The essential prerequisite to growing any successful garden requires thoughtful preparation. Educating yourself about your garden’s function, the plants’ needs and its ideal environment is the minimum amount of preparation you should have before beginning your garden.

Plan ahead by getting to know your plants’ specific needs, including sunlight, water, soil chemistry, maintenance and harvesting, as well as the amount of space needed for plant maturation and what type of planters would best accommodate them.

Garden roster

Cooking herbs are generally the easiest and most useful types of plants to grow on your windowsill. If you’re a beginner, try planting an herb such as basil. Other common and easy plants to grow include chives, rosemary, lavender, oregano, dill, mint and thyme.

Methodology

While anyone can begin their window garden with seeds, depending on how much time you have to invest in preparation and cultivation, you might consider purchasing seedlings and then transferring them to a new home container. More experienced botanists can also begin their new garden through propagation.

Choosing your planter

Preparing your window garden requires deciding what type of planter you’re going to use.

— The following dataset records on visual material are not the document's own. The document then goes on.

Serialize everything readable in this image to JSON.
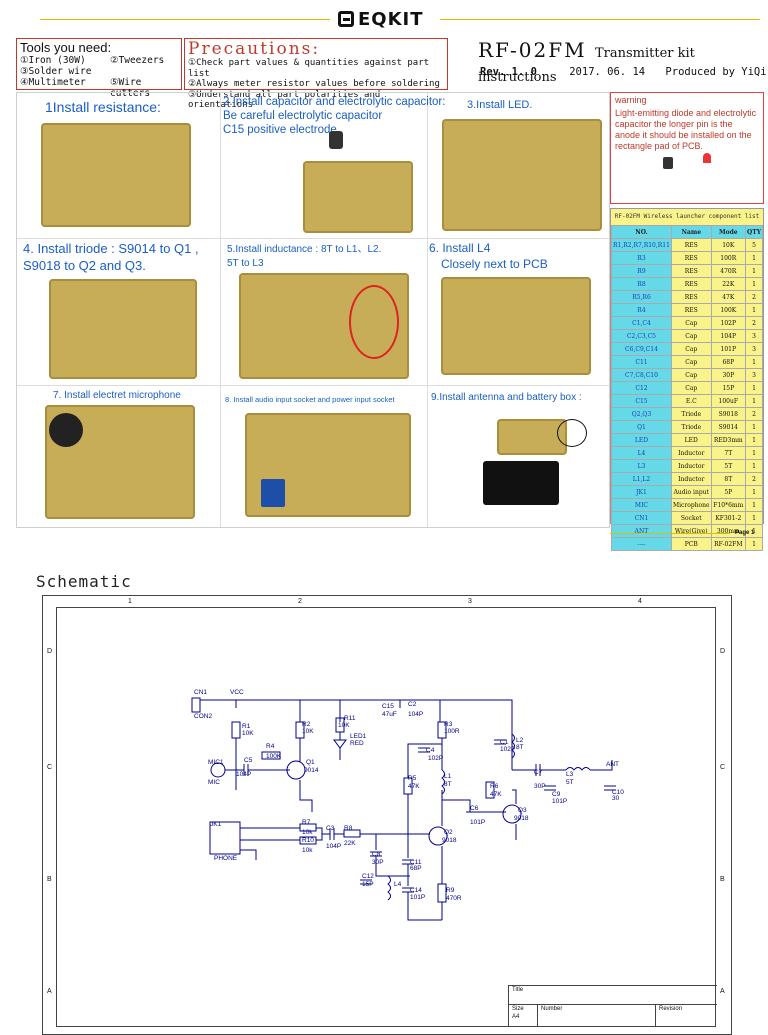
{
  "header": {
    "brand": "EQKIT"
  },
  "tools": {
    "title": "Tools you need:",
    "items": [
      "①Iron (30W)",
      "②Tweezers",
      "③Solder wire",
      "④Multimeter",
      "⑤Wire cutters"
    ]
  },
  "precautions": {
    "title": "Precautions:",
    "items": [
      "①Check part values & quantities against part list",
      "②Always meter resistor values before soldering",
      "③Understand all part polarities and orientations"
    ]
  },
  "kit": {
    "title": "RF-02FM",
    "subtitle": "Transmitter kit instructions",
    "rev": "Rev. 1. 0",
    "date": "2017. 06. 14",
    "produced": "Produced by YiQi"
  },
  "steps": [
    {
      "label": "1Install resistance:"
    },
    {
      "label": "2.Install capacitor and electrolytic capacitor:",
      "sub1": "Be careful electrolytic capacitor",
      "sub2": "C15 positive electrode"
    },
    {
      "label": "3.Install LED."
    },
    {
      "label": "4. Install triode : S9014 to Q1 ,",
      "sub1": "S9018 to Q2 and Q3."
    },
    {
      "label": "5.Install inductance : 8T to L1、L2.",
      "sub1": "5T to L3"
    },
    {
      "label": "6. Install L4",
      "sub1": "Closely next to PCB"
    },
    {
      "label": "7. Install electret microphone"
    },
    {
      "label": "8. Install audio input socket and power input socket"
    },
    {
      "label": "9.Install antenna and battery box :"
    }
  ],
  "warning": {
    "title": "warning",
    "text": "Light-emitting diode and electrolytic capacitor the longer pin is the anode it should be installed on the rectangle pad of PCB."
  },
  "bom": {
    "title": "RF-02FM Wireless launcher component list",
    "headers": [
      "NO.",
      "Name",
      "Mode",
      "QTY"
    ],
    "rows": [
      [
        "R1,R2,R7,R10,R11",
        "RES",
        "10K",
        "5"
      ],
      [
        "R3",
        "RES",
        "100R",
        "1"
      ],
      [
        "R9",
        "RES",
        "470R",
        "1"
      ],
      [
        "R8",
        "RES",
        "22K",
        "1"
      ],
      [
        "R5,R6",
        "RES",
        "47K",
        "2"
      ],
      [
        "R4",
        "RES",
        "100K",
        "1"
      ],
      [
        "C1,C4",
        "Cap",
        "102P",
        "2"
      ],
      [
        "C2,C3,C5",
        "Cap",
        "104P",
        "3"
      ],
      [
        "C6,C9,C14",
        "Cap",
        "101P",
        "3"
      ],
      [
        "C11",
        "Cap",
        "68P",
        "1"
      ],
      [
        "C7,C8,C10",
        "Cap",
        "30P",
        "3"
      ],
      [
        "C12",
        "Cap",
        "15P",
        "1"
      ],
      [
        "C15",
        "E.C",
        "100uF",
        "1"
      ],
      [
        "Q2,Q3",
        "Triode",
        "S9018",
        "2"
      ],
      [
        "Q1",
        "Triode",
        "S9014",
        "1"
      ],
      [
        "LED",
        "LED",
        "RED3mm",
        "1"
      ],
      [
        "L4",
        "Inductor",
        "7T",
        "1"
      ],
      [
        "L3",
        "Inductor",
        "5T",
        "1"
      ],
      [
        "L1,L2",
        "Inductor",
        "8T",
        "2"
      ],
      [
        "JK1",
        "Audio input",
        "5P",
        "1"
      ],
      [
        "MIC",
        "Microphone",
        "F10*6mm",
        "1"
      ],
      [
        "CN1",
        "Socket",
        "KF301-2",
        "1"
      ],
      [
        "ANT",
        "Wire(Give)",
        "300mm",
        "1"
      ],
      [
        "----",
        "PCB",
        "RF-02FM",
        "1"
      ]
    ]
  },
  "page_label": "Page 1",
  "schematic": {
    "title": "Schematic",
    "cols": [
      "1",
      "2",
      "3",
      "4"
    ],
    "rows": [
      "D",
      "C",
      "B",
      "A"
    ],
    "parts": {
      "cn1": "CN1",
      "vcc": "VCC",
      "con2": "CON2",
      "r1": "R1",
      "r1v": "10K",
      "r2": "R2",
      "r2v": "10K",
      "r11": "R11",
      "r11v": "10K",
      "led": "LED1",
      "ledv": "RED",
      "c15": "C15",
      "c15v": "47uF",
      "c2": "C2",
      "c2v": "104P",
      "r3": "R3",
      "r3v": "100R",
      "c1": "C1",
      "c1v": "102P",
      "l2": "L2",
      "l2v": "8T",
      "mic": "MIC1",
      "micv": "MIC",
      "c5": "C5",
      "c5v": "104P",
      "r4": "R4",
      "r4v": "100K",
      "q1": "Q1",
      "q1v": "9014",
      "c4": "C4",
      "c4v": "102P",
      "l1": "L1",
      "l1v": "8T",
      "r5": "R5",
      "r5v": "47K",
      "r6": "R6",
      "r6v": "47K",
      "c7": "C7",
      "c7v": "30P",
      "l3": "L3",
      "l3v": "5T",
      "ant": "ANT",
      "c9": "C9",
      "c9v": "101P",
      "c10": "C10",
      "c10v": "30",
      "c6": "C6",
      "c6v": "101P",
      "q3": "Q3",
      "q3v": "9018",
      "jk1": "JK1",
      "phone": "PHONE",
      "r7": "R7",
      "r7v": "10k",
      "r10": "R10",
      "r10v": "10k",
      "c3": "C3",
      "c3v": "104P",
      "r8": "R8",
      "r8v": "22K",
      "q2": "Q2",
      "q2v": "9018",
      "c8": "C8",
      "c8v": "30P",
      "c11": "C11",
      "c11v": "68P",
      "c12": "C12",
      "c12v": "15P",
      "l4": "L4",
      "c14": "C14",
      "c14v": "101P",
      "r9": "R9",
      "r9v": "470R"
    },
    "titleblock": {
      "title": "Title",
      "size": "Size",
      "size_v": "A4",
      "number": "Number",
      "revision": "Revision"
    }
  }
}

Mason jars will work, but they don’t provide any drainage if you accidentally over-water. This can be avoided by placing a layer of small rocks or marbles on the bottom of the jar before adding soil in step two. The jar’s rock layer should fill about one-fourth of the container.
To keep it simple, use a ceramic planter with a bottom tray that can collect and absorb excess water.

Step one

Once you have an ideal window location for a window garden, prepare your seedling’s transition from its original container by filling the planter about one-half to three-fourths full of fresh, fertilized soil. If the soil feels too dry to begin with, try applying a small amount of water over the base layer.

Step Two

Gently remove the seedling from the plastic container by pinching the container bottom, which loosens the compact bottom and allows the seedling root to gently detach from the original container.

Lift the seedling from the container by handling the soil block or top leaf, not the seedling stem itself. Grabbing the seedling’s bottom stem could break the stem from the roots or uproot the entire plant itself.

If the leaf breaks from the stem, the leaf can grow back. If the stem breaks, the plant dies.

Step Three

Keep the seedling upright as you place the plant into the middle of the planter. Once in place, gently loosen the outer soil the seedling came with in order to mix the original soil with the new soil you’re about to add around it. Fill up the rest of the container surrounding the seedling while gently integrating the original soil. Make sure the soil is not too compact and level with the original soil height of the seedling.

Step Four

For the first watering in the seedling’s new home, be sure to water just a little bit more than you normally would. The amount of water needed varies depending on your plant, but indoor herb gardens need to be watered often throughout the day.

Step Five

Once your herb begins to grow, make sure to give it lots of love by pruning and harvesting when needed.

Be sure to keep your plants’ environment healthy and comfortable by avoiding too much heat, cold, toxins, or pest exposure—cats and small children included!